How to solve Advent of Code 2022 - Day 3 with Python

How to solve Advent of Code 2022 - Day 3 with Python

If you missed any previous days, click here for all my content about that: Advent of Code, if you want to know why you should participate and try to code the solution for yourself, click here: Advent Of Code 2022 – 7 Reasons why you should participate. If you're here to see the solution of Day 3, continue reading ;)

GitHub Repository

https://github.com/GalaxyInfernoCodes/Advent_Of_Code_2022

I will upload all of my solutions there - in the form of Python (or Scala alternatives) notebooks. You have to use your own input for the "input.txt" since everyone gets their own and everyone needs to provide a different solution based on their input.

Day 3 Puzzle

On day 3 of Advent of Code, we had to organize rucksacks with each line being the contents of each rucksack:

vJrwpWtwJgWrhcsFMMfFFhFp
jqHRNqRjqzjGDLGLrsFMfFZSrLrFZsSL
PmmdzqPrVvPwwTWBwg
wMqvLMZHhHMvwLHjbvcjnnSBnvTQFn
ttgJtRGJQctTZtZT
CrZsJsPPZsGzwwsLwLmpwMDw

As always, I read in all lines:

with open('input.txt', 'r') as f:
    lines = f.readlines()
    rucksacks = [entry.strip() for entry in lines]

Part 1

Then iterate over the rucksacks. Each is split in half to get the two compartments. To find the one common item, I used the set-intersection logic, which gives us exactly the common items needed.

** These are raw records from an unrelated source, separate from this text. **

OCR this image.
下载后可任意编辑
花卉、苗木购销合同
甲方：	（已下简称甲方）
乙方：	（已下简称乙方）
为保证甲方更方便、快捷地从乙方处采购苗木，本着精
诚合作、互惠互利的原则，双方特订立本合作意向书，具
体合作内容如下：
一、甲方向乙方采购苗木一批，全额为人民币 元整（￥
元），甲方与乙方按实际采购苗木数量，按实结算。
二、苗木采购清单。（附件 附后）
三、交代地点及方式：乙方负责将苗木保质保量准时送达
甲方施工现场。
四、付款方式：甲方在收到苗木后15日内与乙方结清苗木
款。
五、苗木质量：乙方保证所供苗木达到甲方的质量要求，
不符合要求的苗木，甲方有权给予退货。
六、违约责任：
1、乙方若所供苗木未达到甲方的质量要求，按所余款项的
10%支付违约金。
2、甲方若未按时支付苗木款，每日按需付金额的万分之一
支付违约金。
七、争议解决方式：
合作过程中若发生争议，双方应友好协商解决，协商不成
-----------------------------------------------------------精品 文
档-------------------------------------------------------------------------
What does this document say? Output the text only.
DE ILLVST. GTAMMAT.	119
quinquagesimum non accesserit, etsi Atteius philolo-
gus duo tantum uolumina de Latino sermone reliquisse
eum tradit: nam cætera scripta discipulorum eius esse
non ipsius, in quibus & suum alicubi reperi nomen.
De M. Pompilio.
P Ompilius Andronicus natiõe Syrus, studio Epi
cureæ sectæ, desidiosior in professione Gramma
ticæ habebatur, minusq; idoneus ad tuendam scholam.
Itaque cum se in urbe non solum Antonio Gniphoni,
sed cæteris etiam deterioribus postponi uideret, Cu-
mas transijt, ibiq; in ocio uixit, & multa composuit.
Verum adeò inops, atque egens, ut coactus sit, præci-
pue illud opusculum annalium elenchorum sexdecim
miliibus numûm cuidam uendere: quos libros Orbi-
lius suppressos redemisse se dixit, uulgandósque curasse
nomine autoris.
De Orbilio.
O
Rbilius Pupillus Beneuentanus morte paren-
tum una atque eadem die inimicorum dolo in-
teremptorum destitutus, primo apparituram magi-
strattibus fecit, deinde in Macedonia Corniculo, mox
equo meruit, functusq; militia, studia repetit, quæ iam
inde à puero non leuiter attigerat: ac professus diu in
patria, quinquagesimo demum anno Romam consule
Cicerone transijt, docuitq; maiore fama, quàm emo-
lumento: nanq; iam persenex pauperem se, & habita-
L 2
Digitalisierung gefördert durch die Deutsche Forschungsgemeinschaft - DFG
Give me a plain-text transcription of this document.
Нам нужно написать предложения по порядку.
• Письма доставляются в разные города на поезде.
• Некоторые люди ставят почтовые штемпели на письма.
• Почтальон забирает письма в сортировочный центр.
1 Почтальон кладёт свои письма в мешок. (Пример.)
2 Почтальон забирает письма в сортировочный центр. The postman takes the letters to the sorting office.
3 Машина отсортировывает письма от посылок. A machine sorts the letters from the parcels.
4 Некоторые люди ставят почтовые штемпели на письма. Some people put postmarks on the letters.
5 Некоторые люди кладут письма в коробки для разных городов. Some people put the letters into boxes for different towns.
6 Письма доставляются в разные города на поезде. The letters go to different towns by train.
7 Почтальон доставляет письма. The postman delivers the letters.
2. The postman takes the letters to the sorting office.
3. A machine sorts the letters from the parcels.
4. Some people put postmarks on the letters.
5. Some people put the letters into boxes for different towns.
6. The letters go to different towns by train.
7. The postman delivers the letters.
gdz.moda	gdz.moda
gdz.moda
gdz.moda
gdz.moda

To compute the item's score, I used the ASCII value of the character, because conveniently these count up from A to Z. I subtracted the base (ASCII from 'A'), so 'A' would then be 0, then I added the value of 27, because that is what 'A' should be according to the puzzle. Similar for 'a'.

rucksack_sum = 0
for rucksack in rucksacks:
    # split in half 
    first_half = set(rucksack[:len(rucksack)//2])
    second_half = set(rucksack[len(rucksack)//2:])
    # get overlap through set logic (intersection of two sets)
    overlap_char = (first_half.intersection(second_half)).pop()

    # translate to ascii and substract the base ('A' is 65, 'B' is 66 and so on) and add the new base
    if overlap_char.isupper():
        rucksack_sum += ord(overlap_char) - ord('A') + 27
    else:
        rucksack_sum += ord(overlap_char) - ord('a') + 1
rucksack_sum

Part 2

Here we were supposed to check 3 rucksacks at once and again, find the intersection of these. For that I adapted the code slightly and extracted the first 3 rucksacks from the list using .pop() in each iteration.

rucksack_sum = 0
while len(rucksacks) > 0:
    # take out first 3 entries
    first_rucksack = set(rucksacks.pop())
    second_rucksack = set(rucksacks.pop())
    third_rucksack = set(rucksacks.pop())
    # get overlap through set logic (intersection of two sets applied twice)
    overlap_char = ((first_rucksack.intersection(second_rucksack)).intersection(third_rucksack)).pop()

    # translate to ascii and substract the base ('A' is 65, 'B' is 66 and so on) and add the new base
    if overlap_char.isupper():
        rucksack_sum += ord(overlap_char) - ord('A') + 27
    else:
        rucksack_sum += ord(overlap_char) - ord('a') + 1
rucksack_sum

Conclusion

I definitely preferred this one over yesterday's puzzle about Rock, Paper, Scissors :D Using intersection on sets always pleases the mathematician in me. However, the ASCII conversion felt a bit hack-y to me, but a fun flashback to coding C assignments and learning about the integer representation of all characters.